Einen solchen Antrag würde im Regelfall jedenfalls ein rechtskundig vertretener Beteiligter nicht stellen, wenn er aufgrund einer Verletzung seines Anspruchs auf rechtliches Gehör eine Vertagung oder gar eine Aussetzung des Verfahrens für erforderlich hält. Da in dem Verhalten des Prozeßbevollmächtigten der Klägerin somit ein Verzicht auf die Rüge eines Verstoßes gegen das rechtliche Gehör liegt, sind die Voraussetzungen für eine Zulassung der Revision nach § 160 Abs 2 Nr 3 SGG nicht erfüllt.

Die weitere Rüge der Klägerin, das LSG sei ohne hinreichende Begründung ihrem Beweisantrag, „hilfsweise ein Gutachten gemäß § 106 SGG von einem Facharzt für Neurologie und Psychiatrie zu der von der Klägerin geltend gemachten Schmerzsymptomatik einzuholen,” nicht gefolgt, kann ebenfalls nicht zur Zulassung der Revision führen. Ohne hinreichende Begründung bedeutet hier, daß die Revision zuzulassen ist, wenn das LSG sich hätte gedrängt fühlen müssen, den beantragten Beweis zu erheben (BSG SozR 1500 § 160 Nr 5 sowie ua Beschluß des Senats vom 8. Dezember 1998 – B 2 U 262/98 B –). Zu einer weiteren Aufklärung hätte nur dann zwingende Veranlassung bestanden, wenn nach den dem LSG vorliegenden Beweismitteln Fragen zum tatsächlichen (oder medizinischen) Sachverhalt aus der rechtlichen Sicht des LSG erkennbar offengeblieben wären (ständige Rechtsprechung des Senats, s ua Beschluß vom 8. Dezember 1998 aaO). Diese Voraussetzungen sind hier nicht gegeben. Das LSG hat in dem angefochtenen Urteil eine zumindest hinreichende Begründung dafür gegeben, warum es keinen Anlaß sah, wegen der bei der Klägerin vorhandenen Schmerzen ein weiteres Sachverständigengutachten einzuholen. So hat es in diesem Zusammenhang im angefochtenen Urteil folgendes ausgeführt:

„Nicht zu folgen vermag der Senat der Auffassung des Nervenarztes Dr. G. G. … (Gutachten vom 21.04.1998). Die von ihm diagnostizierte Sensibilitätsminderung im Bereich des Nervus radialis superficialis links wurde von Dr. U. H., … Prof. Dr. R. L. … und Dr. V. F. … ebenfalls bei der Schätzung der MdE berücksichtigt. Für massive brennende Schmerzen und trophische Störungen im Sinne eines außergewöhnlichen Schmerzsyndroms läßt das Gutachten jedoch jede Begründung vermissen. Aus der Akte ergibt sich zwar, daß die Klägerin wiederholt Schmerzen der linken Hand z. B. beim Greifen – nicht jedoch in Ruhe – geklagt hat, ebenso wie über Schmerzen seitens der HWS, nicht jedoch ergibt sich ein Anhaltspunkt für massive Schmerzen. Nachdem sämtlichen Gutachtern bekannt war, daß die Klägerin Schmerzen hat und sie geltend macht, war ein weiteres Gutachten hinsichtlich der nunmehr dargelegten Schmerzsymptomatik nicht mehr veranlaßt, denn die gehörten Gutachter haben die Schmerzsymptomatik in ihre MdE-Bewertung einfließen lassen.”

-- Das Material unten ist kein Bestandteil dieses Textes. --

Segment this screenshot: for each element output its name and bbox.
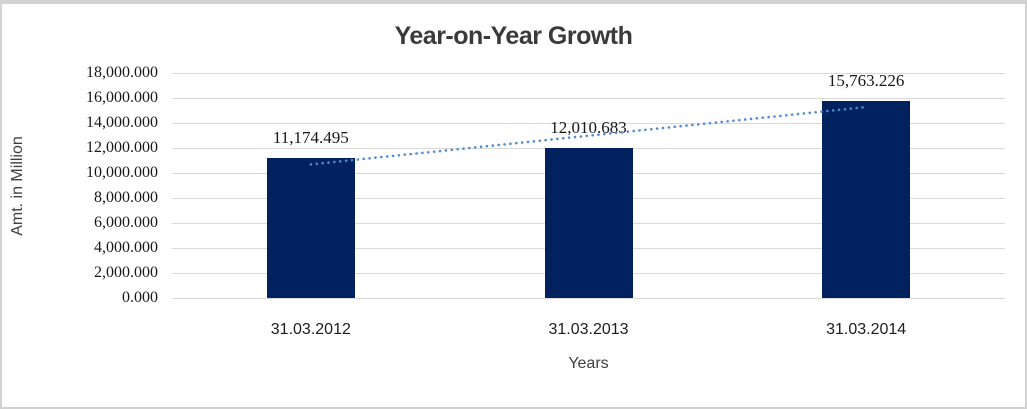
bar — [544, 147, 633, 298]
gridline — [172, 298, 1005, 299]
bar-value-label: 15,763.226 — [827, 70, 905, 90]
gridline — [172, 73, 1005, 74]
y-tick-label: 12,000.000 — [86, 139, 158, 156]
y-tick-label: 6,000.000 — [94, 214, 158, 231]
y-tick-label: 16,000.000 — [86, 89, 158, 106]
y-tick-label: 18,000.000 — [86, 64, 158, 81]
y-tick-label: 8,000.000 — [94, 189, 158, 206]
y-tick-label: 14,000.000 — [86, 114, 158, 131]
x-axis-title: Years — [568, 355, 609, 372]
bar — [822, 100, 911, 298]
x-tick-label: 31.03.2012 — [270, 321, 351, 338]
y-tick-label: 10,000.000 — [86, 164, 158, 181]
x-tick-label: 31.03.2014 — [826, 321, 907, 338]
y-tick-label: 4,000.000 — [94, 239, 158, 256]
bar-value-label: 11,174.495 — [272, 128, 349, 148]
x-tick-label: 31.03.2013 — [548, 321, 629, 338]
bar — [266, 158, 355, 298]
y-tick-label: 0.000 — [122, 289, 158, 306]
y-tick-label: 2,000.000 — [94, 264, 158, 281]
gridline — [172, 98, 1005, 99]
chart-title: Year-on-Year Growth — [394, 22, 633, 50]
bar-value-label: 12,010.683 — [550, 117, 627, 137]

Diese im Rahmen seiner freien richterlichen Beweiswürdigung nach § 128 Abs 1 Satz 1 SGG gemachten eingehenden Ausführungen des LSG sind eine zumindest hinreichende Begründung, weshalb es von der Einholung eines weiteren Sachverständigengutachtens abgesehen hat, zumal das nach § 109 SGG eingeholte Gutachten des Nervenarztes Dr. G. G. … und damit auch eine Bewertung der Schmerzsymptomatik aus nervenärztlicher Sicht bei der Entscheidung des LSG berücksichtigt worden ist. Wenn die Klägerin beanstandet, das LSG habe die von ihr geäußerte Schmerzsymptomatik nicht ausreichend gewürdigt und aufgeklärt, betrifft dieses Vorbringen im Kern die Beweiswürdigung des Berufungsgerichts. Solche Rügen sind im Verfahren der Nichtzulassungsbeschwerde nach § 160 Abs 2 Nr 3 Halbsatz 2 SGG ausdrücklich ausgeschlossen. Dieser Hinweis soll keinesfalls Zweifel an der Rechtmäßigkeit der Beweiswürdigung durch das LSG andeuten.

Die Beschwerde war daher als unbegründet zurückzuweisen.

Die Kostenentscheidung beruht auf einer entsprechenden Anwendung des § 193 SGG.